I had raced last Sunday and would be racing again on Saturday. So there was ample reason to take a day off. But a rest day seemed like negotiating with terrorists. I opted for shock and awe. What the hell was I thinking (or simply, WTF)?
I arrived at the workout so distracted by my rib I could hardly greet my friends. I didn't know what pace to run, or even whether to run at all. But I made the most of uncertainty and gambled on the healing effects of further damage. (WTF?)
As we headed out I felt a dagger thrust every other step. But it gradually lessened, and my legs took over from my confused mind. I picked it up. Wasn't thinking at all. The stabbing ebbed a little, and the fog lifted. I was so happy I forgot to check my watch. I picked it up on the hill, heedless of pace. (WTF?)

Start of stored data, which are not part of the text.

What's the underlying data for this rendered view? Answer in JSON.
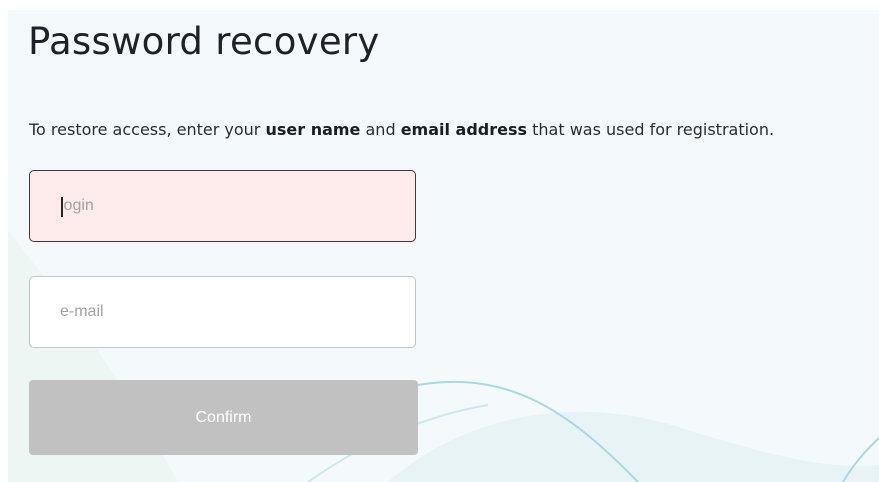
{
  "page": {
    "title": "Password recovery",
    "intro": {
      "part1": "To restore access, enter your ",
      "bold1": "user name",
      "part2": " and ",
      "bold2": "email address",
      "part3": " that was used for registration."
    }
  },
  "form": {
    "login": {
      "placeholder": "login",
      "value": ""
    },
    "email": {
      "placeholder": "e-mail",
      "value": ""
    },
    "confirm_label": "Confirm"
  },
  "colors": {
    "panel_background": "#f4fafb",
    "login_invalid_background": "#fdebeb",
    "button_disabled": "#c1c1c1",
    "wave_accent": "#a9d8e3"
  }
}
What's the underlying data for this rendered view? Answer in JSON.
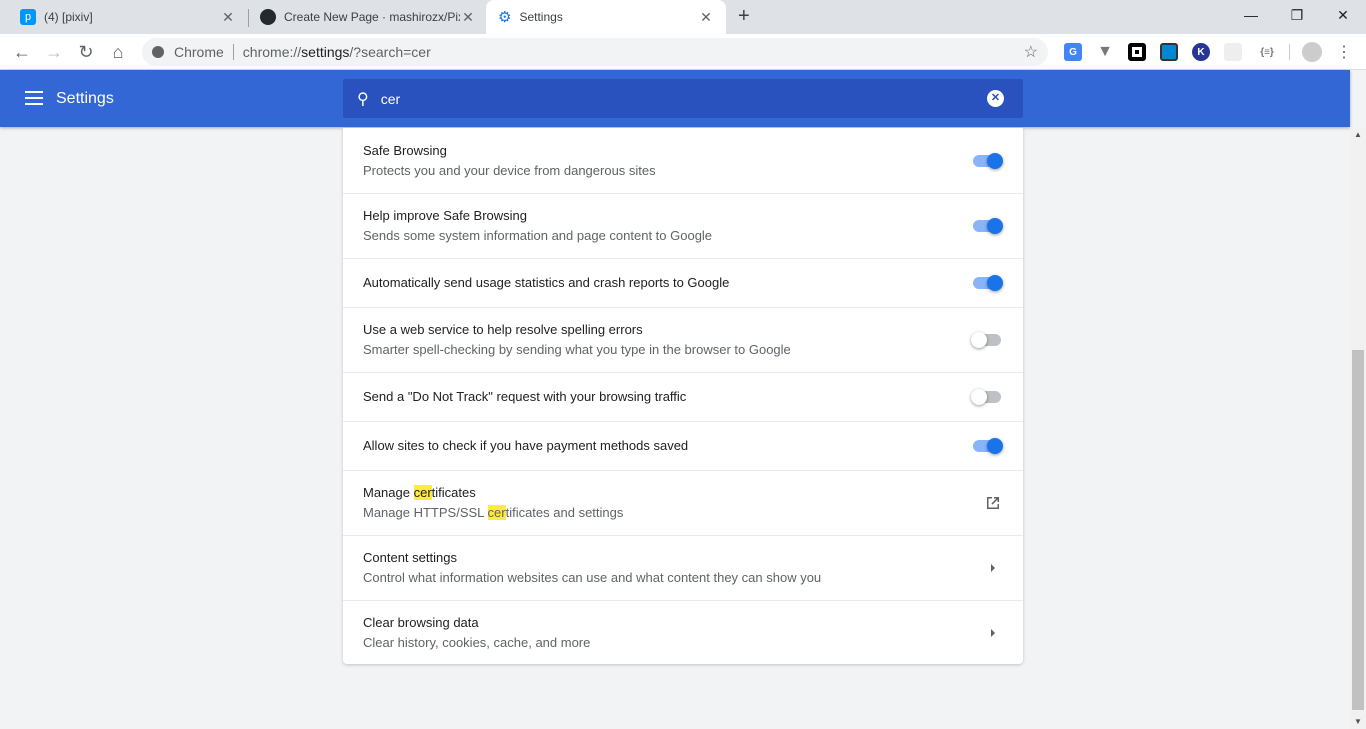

After a while I noticed I was all alone. I usually prefer the group, but tonight I was happy just to have this brief moment of painlessness to myself. As the end came into view I could hear a group catching up behind me. I foolishly put on a kick for the last .1, despite my upcoming race (WTF?).
I had run the 10K tempo workout in exactly my current 10K race pr. WTF??
My side was still good, and my endorphin levels elevated. I stubbornly decided to run another park loop to fill out my planned 12 miles. At least it delayed the inevitable, as the screaming rib re-joined afterward on the subway. But Melissa had sushi and Advil waiting for me at home.
So anyway if I can keep from trying to kill myself in training I'll have a good season ahead.